English versions, such every bit the King James Version, followed the Septuagint and Vulgate in understanding the term as relating to a caprine animal. The modern English Standard Version provides the footnote "16:8 The meaning of Azazel is uncertain; peradventure the proper noun of a place or a demon, traditionally a scapegoat; also verses 10, 26". About scholars accept the indication of some kind of demon or deity,[17] however Judit M. Blair notes that this is an argument without supporting contemporary text evidence.[18]

Ida Zatelli (1998)[xix] has suggested that the Hebrew ritual parallels pagan do of sending a scapegoat into the desert on the occasion of a royal wedding found in ii ritual texts in archives at Ebla (24th C. BC). A she-goat with a silvery bracelet hung from her cervix was driven along into the wasteland of 'Alini' by the customs.[xx] There is no mention of an "Azazel".[21]
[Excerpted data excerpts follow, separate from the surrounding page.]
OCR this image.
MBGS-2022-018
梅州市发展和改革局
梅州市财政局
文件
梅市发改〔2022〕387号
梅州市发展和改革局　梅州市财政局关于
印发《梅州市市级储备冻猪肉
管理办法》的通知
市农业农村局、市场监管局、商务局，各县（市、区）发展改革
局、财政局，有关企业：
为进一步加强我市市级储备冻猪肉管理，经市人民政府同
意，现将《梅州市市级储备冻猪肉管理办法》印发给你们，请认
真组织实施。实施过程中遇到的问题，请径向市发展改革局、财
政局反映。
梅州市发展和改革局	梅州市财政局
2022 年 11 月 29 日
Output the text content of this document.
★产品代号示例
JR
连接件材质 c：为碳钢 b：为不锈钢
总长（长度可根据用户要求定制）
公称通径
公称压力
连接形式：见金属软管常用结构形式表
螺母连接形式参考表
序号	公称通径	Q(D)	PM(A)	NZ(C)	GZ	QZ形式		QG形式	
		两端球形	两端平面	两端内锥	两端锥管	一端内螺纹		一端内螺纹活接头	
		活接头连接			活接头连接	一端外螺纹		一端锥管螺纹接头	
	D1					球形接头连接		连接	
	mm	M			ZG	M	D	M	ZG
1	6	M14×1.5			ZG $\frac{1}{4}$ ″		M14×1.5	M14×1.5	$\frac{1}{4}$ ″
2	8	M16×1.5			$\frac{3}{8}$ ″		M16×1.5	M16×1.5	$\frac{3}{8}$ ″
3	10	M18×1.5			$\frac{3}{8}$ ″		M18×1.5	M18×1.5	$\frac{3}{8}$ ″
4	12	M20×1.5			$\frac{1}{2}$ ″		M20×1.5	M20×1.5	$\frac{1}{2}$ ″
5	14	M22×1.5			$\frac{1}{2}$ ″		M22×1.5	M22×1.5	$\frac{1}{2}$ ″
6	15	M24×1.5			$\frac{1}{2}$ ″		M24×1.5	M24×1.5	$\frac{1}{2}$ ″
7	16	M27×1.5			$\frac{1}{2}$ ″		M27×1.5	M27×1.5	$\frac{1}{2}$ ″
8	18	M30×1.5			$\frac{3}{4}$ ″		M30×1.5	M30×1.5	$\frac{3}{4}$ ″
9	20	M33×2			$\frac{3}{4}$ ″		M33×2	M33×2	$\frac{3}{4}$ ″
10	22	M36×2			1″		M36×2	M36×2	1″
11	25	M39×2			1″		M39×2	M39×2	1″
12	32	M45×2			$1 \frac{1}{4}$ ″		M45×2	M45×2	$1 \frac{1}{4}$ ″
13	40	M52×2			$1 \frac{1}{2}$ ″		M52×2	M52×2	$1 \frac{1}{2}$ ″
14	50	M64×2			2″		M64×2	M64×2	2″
Co-ordinate to The Expositor'south Bible Commentary, Azazel is the Hebrew word for scapegoat. This is the only place that the Hebrew word is found in the whole Hebrew Old Testament. It says that the Book of Enoch, (extra-biblical Jewish theological literature, dated around 200 B.C.) is full of demonology and reference to fallen angels. The EBC (Vol two) says that this text uses tardily Aramaic forms for these names which indicates that The Book of Enoch most probable relies upon the Hebrew Leviticus text rather than the Leviticus text being reliant upon the Book of Enoch.[22]

[edit]

Origen ("Contra Celsum," vi. 43) identifies Azazel with Satan.[23]

In Mandaeism [edit]

Azazel is occasionally mentioned every bit Azaziʿil in Mandaean scriptures. In the Right Ginza, Azaziʿil is the proper name of an uthra (celestial being or angel).[24]

In Islam [edit]

In Islam, Azazel appears in relation to the story of Harut and Marut, a pair of angels mentioned in the Quran. Although not explained by the Quran itself, Muslim exegetes, such as Al-Kalbi and Al-Tha`labi,[25] usually linked the reason of their abode to a narration related to the Watchers known from three Enoch. Just as in 3 Enoch, angels complained about humans iniquity, whereupon God offered a test, that the angels might choose 3 among them to descend to world, endowed with actual desires, and prove that they would do meliorate than humans nether the same weather. Appropriately, they choose Aza, Azzaya and Azazel. However, Azazel repented his determination and God allowed him to plow back to heaven. The other two angels failed the test and their names were changed to Harut and Marut. They ended up on earth, introducing men to illicit magic.[26] [27]

Apocrypha [edit]

Enochic literature [edit]

In the Dead Sea Scrolls, the name Azazel occurs in the line vi of 4Q203, The Book of Giants, which is a part of the Enochic literature constitute at Qumran.[28] Despite the expectation of Brandt (1889)[ further explanation needed ] [29] to date no evidence has surfaced of Azazel as a demon or god prior to the primeval Jewish sources among the Dead Sea Scrolls.[thirty]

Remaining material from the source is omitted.